How to Build Muscle With Light Weights
It can be done, but there are some rules.
This 2025 narrative review by Flewwelling et al. examines the potential mechanisms by which muscle fatigue during low-load resistance exercise training (RET) might stimulate skeletal muscle hypertrophy. The review synthesises current evidence and proposes both direct and indirect pathways linking fatigue to muscle growth, with a focus on practical implications for lifters.
PMID: 39726254
Aim
The primary aim is to explore whether muscle fatigue acts as a direct or indirect mechanism contributing to skeletal muscle hypertrophy during low-load RET, and to summarise the current literature on this topic.
Methods
An evidence-based narrative review of existing studies on low-load RET and muscle hypertrophy.
Analysis of both physiological and molecular mechanisms, comparing high-load and low-load RET performed to or near task failure.
Key Points
1. Low-Load RET Can Stimulate Similar Hypertrophy as High-Load RET
When performed to or near task failure, low-load RET (≤60% 1RM) can produce muscle growth comparable to traditional high-load RET (>60% 1RM).

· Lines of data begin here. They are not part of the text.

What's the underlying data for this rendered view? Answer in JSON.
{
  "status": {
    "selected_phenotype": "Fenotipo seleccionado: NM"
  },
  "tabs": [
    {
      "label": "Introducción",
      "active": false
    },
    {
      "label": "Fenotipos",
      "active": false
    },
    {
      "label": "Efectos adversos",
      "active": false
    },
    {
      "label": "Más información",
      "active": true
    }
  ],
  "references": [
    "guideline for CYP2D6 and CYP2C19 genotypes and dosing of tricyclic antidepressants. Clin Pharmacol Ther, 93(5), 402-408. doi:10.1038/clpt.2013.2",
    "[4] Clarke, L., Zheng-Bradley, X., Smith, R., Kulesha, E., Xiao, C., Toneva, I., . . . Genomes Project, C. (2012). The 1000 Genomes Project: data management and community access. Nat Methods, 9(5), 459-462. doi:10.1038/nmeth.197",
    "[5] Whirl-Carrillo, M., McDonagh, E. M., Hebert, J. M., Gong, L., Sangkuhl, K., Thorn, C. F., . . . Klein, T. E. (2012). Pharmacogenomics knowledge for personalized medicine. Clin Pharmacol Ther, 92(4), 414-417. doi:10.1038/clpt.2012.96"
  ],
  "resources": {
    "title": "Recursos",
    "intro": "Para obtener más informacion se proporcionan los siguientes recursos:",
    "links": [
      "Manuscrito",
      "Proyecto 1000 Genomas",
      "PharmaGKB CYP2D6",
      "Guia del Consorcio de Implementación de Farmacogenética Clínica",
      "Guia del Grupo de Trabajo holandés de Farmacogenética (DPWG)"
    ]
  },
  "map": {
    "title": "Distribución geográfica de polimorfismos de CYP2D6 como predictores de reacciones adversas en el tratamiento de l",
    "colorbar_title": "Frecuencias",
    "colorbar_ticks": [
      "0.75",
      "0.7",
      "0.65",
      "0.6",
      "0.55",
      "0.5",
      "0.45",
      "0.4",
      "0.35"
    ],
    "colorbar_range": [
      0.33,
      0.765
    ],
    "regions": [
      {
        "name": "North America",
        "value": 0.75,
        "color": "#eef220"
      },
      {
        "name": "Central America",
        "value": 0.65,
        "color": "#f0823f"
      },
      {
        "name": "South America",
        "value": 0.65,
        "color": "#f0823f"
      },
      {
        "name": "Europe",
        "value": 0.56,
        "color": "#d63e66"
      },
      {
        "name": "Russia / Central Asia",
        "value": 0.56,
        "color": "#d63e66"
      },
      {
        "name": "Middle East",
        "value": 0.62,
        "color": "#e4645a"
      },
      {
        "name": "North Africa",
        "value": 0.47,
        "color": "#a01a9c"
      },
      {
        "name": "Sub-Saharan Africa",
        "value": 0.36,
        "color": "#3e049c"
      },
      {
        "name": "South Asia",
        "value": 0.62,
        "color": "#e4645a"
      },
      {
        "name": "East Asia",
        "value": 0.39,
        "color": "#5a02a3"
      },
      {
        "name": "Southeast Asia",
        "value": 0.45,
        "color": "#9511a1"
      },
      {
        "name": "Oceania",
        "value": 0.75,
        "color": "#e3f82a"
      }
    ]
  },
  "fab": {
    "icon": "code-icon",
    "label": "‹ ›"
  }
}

This is especially relevant for those seeking alternatives to heavy lifting due to joint concerns or preferences.
2. Fatigue as a Key Stimulus
Proximity to task failure is crucial for maximising hypertrophy with low-load RET.
Fatigue during low-load RET may be essential for recruiting all available muscle fibers, including high-threshold motor units typically activated by heavier loads.
3. Indirect Mechanisms of Fatigue-Induced Hypertrophy
Increased Fiber Recruitment: As fatigue sets in, more muscle fibers (including type II fibers with high growth potential) are recruited to maintain force output.
Mechanical Tension: Sustained contractions under fatigue maintain mechanical tension on muscle fibers, a known driver of hypertrophy.
Muscle Damage: Fatiguing contractions may cause minor muscle damage, stimulating muscle protein synthesis (MPS) for repair and growth.
Hormonal Responses: Fatigue may indirectly increase anabolic hormones (testosterone, GH, IGF-1), though the role of acute hormone spikes in muscle growth is debated.
Gene and Protein Expression: Fatigue may alter the expression of proteins like myostatin, which regulates muscle mass.
4. Direct Mechanisms of Fatigue-Induced Hypertrophy
Metabolite Accumulation: The build-up of by-products like lactate during fatiguing exercise may directly signal muscle growth pathways.
Inflammation and Oxidative Stress: Localised inflammation and oxidative stress from fatigue may also promote hypertrophic signalling.
5. Not All Fatigue-Inducing Exercise Leads to Hypertrophy
Only RET with sufficient load and performed to or near failure reliably stimulates muscle growth.
Fatigue from endurance exercise does not produce the same hypertrophic response and may even interfere with muscle growth from RET.